Hardcoding strings into your code is brittle. Prompt Templates allow you to treat prompts like code. They separate the structure of the prompt from the variables inside it.

  • Concept: Think of a Prompt Template as a “Python f-string on steroids.” It handles logic, distinct roles (System vs. User), and formatting automatically.

C. Output Parsers (The Translator)

LLMs return unstructured text. If you are building a software application, you usually need structured data (JSON, Lists, Dates) to pass to the next step of your code.

  • Output Parsers take the raw text from the LLM and transform it into a specific Python object.

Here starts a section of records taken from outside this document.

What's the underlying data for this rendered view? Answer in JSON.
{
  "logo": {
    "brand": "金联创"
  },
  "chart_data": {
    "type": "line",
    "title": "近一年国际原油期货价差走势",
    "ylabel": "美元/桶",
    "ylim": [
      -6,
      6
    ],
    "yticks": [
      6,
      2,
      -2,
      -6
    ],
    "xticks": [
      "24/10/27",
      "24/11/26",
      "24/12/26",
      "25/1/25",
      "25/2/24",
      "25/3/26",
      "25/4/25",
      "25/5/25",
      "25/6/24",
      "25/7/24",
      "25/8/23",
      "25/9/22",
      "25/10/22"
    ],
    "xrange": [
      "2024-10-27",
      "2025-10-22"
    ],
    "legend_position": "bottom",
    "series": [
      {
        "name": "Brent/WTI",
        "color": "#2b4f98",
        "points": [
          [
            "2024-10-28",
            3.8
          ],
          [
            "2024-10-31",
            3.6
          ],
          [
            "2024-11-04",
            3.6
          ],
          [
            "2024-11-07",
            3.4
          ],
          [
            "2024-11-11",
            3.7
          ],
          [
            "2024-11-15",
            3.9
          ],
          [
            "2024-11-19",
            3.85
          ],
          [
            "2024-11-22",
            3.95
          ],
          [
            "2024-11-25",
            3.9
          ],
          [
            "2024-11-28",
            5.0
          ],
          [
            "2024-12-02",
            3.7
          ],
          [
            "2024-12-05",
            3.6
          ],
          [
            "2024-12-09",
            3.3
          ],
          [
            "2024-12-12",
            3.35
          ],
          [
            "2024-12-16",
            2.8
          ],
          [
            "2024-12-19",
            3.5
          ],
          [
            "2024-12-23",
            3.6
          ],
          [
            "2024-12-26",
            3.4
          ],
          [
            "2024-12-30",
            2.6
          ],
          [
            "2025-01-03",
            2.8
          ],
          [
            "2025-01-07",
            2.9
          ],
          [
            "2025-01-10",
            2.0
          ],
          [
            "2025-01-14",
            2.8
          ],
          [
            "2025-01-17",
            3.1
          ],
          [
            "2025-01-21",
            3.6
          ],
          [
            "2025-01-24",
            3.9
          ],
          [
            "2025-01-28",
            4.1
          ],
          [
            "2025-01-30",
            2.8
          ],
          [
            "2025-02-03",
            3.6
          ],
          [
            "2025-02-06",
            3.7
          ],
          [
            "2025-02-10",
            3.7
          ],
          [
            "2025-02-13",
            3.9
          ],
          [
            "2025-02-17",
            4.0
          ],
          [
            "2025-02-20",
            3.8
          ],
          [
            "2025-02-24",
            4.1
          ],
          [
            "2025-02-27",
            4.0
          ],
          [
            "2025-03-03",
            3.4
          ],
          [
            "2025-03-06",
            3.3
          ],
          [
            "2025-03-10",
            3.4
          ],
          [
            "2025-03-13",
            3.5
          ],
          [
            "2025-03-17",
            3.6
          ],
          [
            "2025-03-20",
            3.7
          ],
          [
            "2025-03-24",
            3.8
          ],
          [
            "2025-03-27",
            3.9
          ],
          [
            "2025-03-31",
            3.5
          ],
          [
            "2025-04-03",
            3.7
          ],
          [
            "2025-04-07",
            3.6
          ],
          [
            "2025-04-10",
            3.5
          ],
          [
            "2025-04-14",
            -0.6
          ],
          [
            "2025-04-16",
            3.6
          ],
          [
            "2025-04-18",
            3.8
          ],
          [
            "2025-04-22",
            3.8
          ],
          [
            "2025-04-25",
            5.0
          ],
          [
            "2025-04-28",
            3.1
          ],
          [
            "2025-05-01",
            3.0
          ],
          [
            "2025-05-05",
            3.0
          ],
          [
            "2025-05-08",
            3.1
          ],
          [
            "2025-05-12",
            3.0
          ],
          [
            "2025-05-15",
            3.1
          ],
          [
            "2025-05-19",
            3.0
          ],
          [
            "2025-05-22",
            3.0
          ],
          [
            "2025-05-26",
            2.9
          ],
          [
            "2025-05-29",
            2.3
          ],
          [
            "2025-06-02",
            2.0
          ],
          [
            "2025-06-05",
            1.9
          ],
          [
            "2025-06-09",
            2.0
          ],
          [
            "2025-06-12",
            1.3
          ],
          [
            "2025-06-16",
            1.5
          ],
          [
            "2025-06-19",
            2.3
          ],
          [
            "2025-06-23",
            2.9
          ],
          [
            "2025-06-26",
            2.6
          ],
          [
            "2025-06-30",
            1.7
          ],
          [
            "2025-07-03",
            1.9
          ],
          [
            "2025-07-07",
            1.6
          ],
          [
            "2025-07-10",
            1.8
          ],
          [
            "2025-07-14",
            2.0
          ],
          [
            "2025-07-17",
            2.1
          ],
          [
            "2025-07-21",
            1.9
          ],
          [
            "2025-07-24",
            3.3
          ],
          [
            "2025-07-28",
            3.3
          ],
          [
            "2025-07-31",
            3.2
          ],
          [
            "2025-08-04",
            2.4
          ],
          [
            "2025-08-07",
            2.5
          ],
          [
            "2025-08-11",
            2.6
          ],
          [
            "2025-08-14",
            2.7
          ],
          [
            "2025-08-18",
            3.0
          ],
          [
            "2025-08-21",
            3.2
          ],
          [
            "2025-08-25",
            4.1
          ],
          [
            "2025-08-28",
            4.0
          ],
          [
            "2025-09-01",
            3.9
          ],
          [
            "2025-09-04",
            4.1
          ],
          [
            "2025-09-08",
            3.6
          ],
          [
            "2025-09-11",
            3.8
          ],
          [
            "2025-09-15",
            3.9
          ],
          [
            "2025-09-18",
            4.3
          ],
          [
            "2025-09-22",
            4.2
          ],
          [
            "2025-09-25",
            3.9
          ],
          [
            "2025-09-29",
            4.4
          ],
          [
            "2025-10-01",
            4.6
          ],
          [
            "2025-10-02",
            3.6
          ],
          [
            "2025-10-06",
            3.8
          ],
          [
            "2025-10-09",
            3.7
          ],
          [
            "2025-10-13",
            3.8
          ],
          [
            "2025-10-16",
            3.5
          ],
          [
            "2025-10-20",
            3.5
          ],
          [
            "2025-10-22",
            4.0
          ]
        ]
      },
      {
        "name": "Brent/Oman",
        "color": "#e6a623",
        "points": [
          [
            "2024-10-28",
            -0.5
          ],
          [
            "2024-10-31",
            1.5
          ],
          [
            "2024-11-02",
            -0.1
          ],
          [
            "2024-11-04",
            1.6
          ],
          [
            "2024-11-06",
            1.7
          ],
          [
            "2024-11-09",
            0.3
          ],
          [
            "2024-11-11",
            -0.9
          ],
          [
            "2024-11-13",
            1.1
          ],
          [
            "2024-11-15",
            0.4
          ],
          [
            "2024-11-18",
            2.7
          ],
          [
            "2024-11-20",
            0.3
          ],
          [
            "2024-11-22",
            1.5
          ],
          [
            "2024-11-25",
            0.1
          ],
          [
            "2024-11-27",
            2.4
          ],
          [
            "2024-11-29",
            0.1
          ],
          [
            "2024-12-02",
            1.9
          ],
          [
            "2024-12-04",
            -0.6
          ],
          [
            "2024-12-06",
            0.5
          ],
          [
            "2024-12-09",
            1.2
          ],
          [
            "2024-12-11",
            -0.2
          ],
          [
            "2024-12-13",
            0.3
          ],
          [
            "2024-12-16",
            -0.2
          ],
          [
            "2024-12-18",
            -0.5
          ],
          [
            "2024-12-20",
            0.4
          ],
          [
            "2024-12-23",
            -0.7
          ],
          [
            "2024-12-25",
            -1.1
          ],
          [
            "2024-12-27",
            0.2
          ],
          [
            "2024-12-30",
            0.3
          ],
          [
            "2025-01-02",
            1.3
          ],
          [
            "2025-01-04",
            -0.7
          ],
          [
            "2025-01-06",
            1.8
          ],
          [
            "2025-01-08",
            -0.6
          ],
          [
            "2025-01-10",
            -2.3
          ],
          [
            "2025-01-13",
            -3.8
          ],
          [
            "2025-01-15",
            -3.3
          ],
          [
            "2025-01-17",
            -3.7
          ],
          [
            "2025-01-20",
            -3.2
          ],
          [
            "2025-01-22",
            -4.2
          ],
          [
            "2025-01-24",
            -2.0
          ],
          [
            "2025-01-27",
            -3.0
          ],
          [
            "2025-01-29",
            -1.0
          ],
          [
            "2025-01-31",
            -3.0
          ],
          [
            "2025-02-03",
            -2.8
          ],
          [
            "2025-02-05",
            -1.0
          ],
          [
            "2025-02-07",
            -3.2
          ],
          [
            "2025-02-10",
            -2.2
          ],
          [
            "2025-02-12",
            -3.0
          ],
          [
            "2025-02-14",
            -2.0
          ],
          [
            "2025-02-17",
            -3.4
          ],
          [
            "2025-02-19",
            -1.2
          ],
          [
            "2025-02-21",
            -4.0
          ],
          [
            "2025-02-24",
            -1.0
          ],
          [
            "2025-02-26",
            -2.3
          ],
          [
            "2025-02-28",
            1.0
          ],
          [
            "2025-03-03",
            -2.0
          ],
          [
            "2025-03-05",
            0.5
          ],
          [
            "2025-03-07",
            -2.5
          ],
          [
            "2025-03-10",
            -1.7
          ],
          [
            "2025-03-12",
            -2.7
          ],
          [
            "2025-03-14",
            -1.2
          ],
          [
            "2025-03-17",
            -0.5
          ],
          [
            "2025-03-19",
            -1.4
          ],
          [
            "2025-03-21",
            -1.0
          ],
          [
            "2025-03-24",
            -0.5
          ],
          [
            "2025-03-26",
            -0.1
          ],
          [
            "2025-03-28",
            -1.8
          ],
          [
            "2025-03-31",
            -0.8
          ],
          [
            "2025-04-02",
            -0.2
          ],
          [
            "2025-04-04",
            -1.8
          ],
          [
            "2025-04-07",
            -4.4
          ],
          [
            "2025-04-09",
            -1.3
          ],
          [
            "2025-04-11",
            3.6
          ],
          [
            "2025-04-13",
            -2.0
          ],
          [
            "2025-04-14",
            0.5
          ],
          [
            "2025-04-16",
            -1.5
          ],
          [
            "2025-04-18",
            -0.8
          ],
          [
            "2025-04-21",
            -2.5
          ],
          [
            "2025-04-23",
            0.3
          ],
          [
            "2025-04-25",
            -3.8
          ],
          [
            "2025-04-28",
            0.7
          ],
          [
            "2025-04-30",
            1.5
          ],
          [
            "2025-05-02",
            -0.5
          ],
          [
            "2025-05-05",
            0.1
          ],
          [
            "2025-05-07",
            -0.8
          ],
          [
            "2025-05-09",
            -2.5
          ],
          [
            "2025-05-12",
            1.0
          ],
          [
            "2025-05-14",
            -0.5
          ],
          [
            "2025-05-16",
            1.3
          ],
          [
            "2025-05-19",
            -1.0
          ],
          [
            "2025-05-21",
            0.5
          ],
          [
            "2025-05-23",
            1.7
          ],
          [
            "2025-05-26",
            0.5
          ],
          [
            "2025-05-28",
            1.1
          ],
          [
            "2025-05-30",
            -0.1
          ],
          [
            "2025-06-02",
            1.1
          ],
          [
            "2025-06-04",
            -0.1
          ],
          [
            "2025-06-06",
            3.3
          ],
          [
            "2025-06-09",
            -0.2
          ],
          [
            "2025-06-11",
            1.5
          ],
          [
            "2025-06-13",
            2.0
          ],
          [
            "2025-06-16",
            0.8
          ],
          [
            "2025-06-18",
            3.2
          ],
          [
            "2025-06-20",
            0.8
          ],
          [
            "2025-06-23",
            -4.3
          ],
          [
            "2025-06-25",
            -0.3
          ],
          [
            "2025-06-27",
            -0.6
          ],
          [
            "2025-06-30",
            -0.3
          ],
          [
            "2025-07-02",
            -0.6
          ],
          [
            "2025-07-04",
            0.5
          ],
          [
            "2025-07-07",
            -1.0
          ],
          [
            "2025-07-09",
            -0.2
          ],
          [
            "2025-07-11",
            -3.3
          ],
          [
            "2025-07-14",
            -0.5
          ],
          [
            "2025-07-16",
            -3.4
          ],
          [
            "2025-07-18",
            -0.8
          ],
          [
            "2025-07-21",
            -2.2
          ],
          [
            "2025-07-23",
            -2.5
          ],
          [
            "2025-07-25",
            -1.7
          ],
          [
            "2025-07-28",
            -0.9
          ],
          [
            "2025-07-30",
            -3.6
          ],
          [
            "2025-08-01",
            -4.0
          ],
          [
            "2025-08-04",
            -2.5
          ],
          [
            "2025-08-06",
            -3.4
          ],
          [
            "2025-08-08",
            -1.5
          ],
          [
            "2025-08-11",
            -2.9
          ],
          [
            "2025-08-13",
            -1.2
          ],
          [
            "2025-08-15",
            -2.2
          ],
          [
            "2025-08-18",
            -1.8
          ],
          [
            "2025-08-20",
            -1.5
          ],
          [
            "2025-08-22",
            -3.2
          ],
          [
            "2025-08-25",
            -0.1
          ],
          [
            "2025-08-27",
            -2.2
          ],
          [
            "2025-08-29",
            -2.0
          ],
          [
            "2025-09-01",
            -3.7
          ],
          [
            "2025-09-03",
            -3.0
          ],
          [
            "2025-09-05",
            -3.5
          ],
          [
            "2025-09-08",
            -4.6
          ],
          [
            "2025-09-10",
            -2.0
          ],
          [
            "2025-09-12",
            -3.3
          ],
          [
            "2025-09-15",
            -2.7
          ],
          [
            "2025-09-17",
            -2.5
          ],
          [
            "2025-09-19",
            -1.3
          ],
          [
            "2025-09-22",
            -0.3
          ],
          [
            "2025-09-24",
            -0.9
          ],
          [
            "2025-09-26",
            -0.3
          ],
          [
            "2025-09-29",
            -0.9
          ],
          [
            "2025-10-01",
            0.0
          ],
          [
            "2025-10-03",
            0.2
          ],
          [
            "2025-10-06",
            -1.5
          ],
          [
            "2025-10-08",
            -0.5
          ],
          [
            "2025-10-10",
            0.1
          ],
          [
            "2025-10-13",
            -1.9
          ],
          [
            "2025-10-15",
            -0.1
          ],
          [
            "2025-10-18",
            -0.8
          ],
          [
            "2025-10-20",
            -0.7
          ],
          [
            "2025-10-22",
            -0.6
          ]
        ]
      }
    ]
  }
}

3. Retrieval Augmented Generation (RAG)

RAG is the most common use case for LangChain. It solves the problem: “How do I get the LLM to know about my private data?”

The process is a pipeline that runs in two phases:

Phase 1: Indexing (The Setup)

  1. Load: You bring data in from a source (PDF, SQL, Website).
  2. Split: LLMs have a limit on how much text they can read (context window). You must break large documents into smaller “chunks.”
  3. Embed: You turn those chunks into Vectors (lists of numbers) using an Embedding Model. This represents the meaning of the text mathematically.
  4. Store: You save these vectors in a Vector Database.

Phase 2: Retrieval (The Runtime)

When a user asks a question:

  1. LangChain converts the user’s question into a vector.
  2. It scans the database for chunks that are mathematically similar (relevant) to the question.
  3. It retrieves those text chunks.
  4. It pastes those chunks into the System Prompt context.
  5. It sends the combined prompt to the LLM to generate an answer.

4. Agents: From “Chains” to “Reasoning”

If a Chain is a railroad track (train goes from A to B to C), an Agent is a taxi driver.

In a Chain, the sequence of steps is hardcoded by you. In an Agent, the LLM acts as the reasoning engine.

  1. You give the Agent a suite of Tools (e.g., “Google Search”, “Calculator”, “Check Weather API”).
  2. The User asks a question.
  3. The Agent decides: “Do I have the answer? No. I need to use the ‘Google Search’ tool.”
  4. It generates the search input, executes the tool, observes the output, and then decides what to do next.

This creates a dynamic loop: Thought -> Action -> Observation -> Thought.


5. Minimal Code Example (LCEL)

Here is a necessary example to visualize how the “Atomic Blocks” (Prompt, Model, Parser) connect using the LCEL pipe syntax (|).

This example translates user input into a Joke structure.

from langchain_openai import ChatOpenAI
from langchain_core.prompts import ChatPromptTemplate
from langchain_core.output_parsers import StrOutputParser

# 1. The Model
model = ChatOpenAI(model="gpt-4")

# 2. The Prompt (Dynamic instructions)
prompt = ChatPromptTemplate.from_template(
    "Tell me a short joke about {topic}."
)

# 3. The Output Parser (Sanitizes the output)
parser = StrOutputParser()

# 4. The Chain (Connecting them with Pipes)
chain = prompt | model | parser

# 5. Execution
# The dictionary input fills the {topic} variable in the prompt
result = chain.invoke({"topic": "ice cream"})

print(result)
# Output: "Why did the ice cream truck break down? Because of the rocky road!"